The big World Union of Jewish Studies conference just concluded 5 days of stimulating papers, discussions, and schmoozing. I was struck by the difference between the big conference here versus the annual meetings of the Association of Jewish Studies in the United States. The conference here is at once more international and more parochial. Namely, the conferees come from all over the world: Israel, of course, and lots of Europeans, North Americans, and, increasingly, young scholars from Asia. But also more parochial in the sense that the guiding methodologies that define Jewish Studies in the States have not taken as deep a root here in Israel.

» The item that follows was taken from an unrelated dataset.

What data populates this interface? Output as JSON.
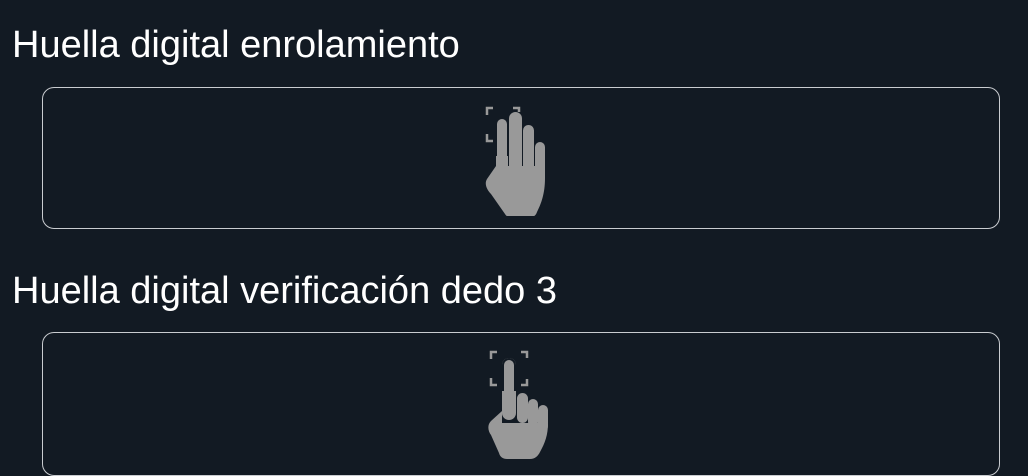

As I always, I moved around different sections of the Congress: Jewish philosophy and thought, history, and art. I tried to make it into “Between Jews and Romans in Antiquity,” but the room was too cramped with too many people. There were paper and panels on the concept of religious truth; identity, the evil eye, and garments and accessories in late antique synagogue mosaics; aspects of popular religion in medieval Ashkenaz (wax figurines and sorcery, laws re: menstruants in the synagogue and the circumcision of babies who don’t make it to their 8th day, and general patterns of popular observance and non-observance); Jewish and Christian post-Holocaust theology; Robert Nozick as Jewish meta-theologian; a memorial panel to Menachem Elon on Jewish Studies, law in Israel, and Mishpat Ivri; Jewish encounters with American capitalism; Rav Kook; Israeli art (modernist silversmithing of Gumbel and Wolpert, politics and messianism in the art of Baruch Nachson, an artist active in Hebron, and the appearance of the figure of God in works by Anna Ticho, Aviva Uri, Michal Na’aman, and Zoya Cherkassky); illustrations by Rashi, cartographies of redemption, a magnificent 16th Hebrew map of the Holy Land produced in Mantua; Scholem’s correspondence with Ernst Jünger, Margarete Sussman, Otto Michel, and Jacob Taubes.
In addition: long talks with MF, CF, ES, LS, EK, YM, MT, SF, HP, LK, SS, YL, BM, JC, and others I’m sure, about Jewish philosophy, Jewish Studies, Israeli politics and cultural politics.
As always for me, Jewish Studies is the material stuff and associational patterns, international and transhistorical, that condition the emergence of Jewish thought and philosophy. And that too constitutes a difference between Jewish Studies in the United States versus here. In Israel, Jewish Studies is part of larger cultural, historical, political, social, and visual networks, in spite of all those very factors that might limit its point of view, including severe financial crises.
I had an enthralling time at the Kinnus, not least because I got mad love & approbation from the Israeli scholars.
were you surprised? but it really doesn’t get better than that!!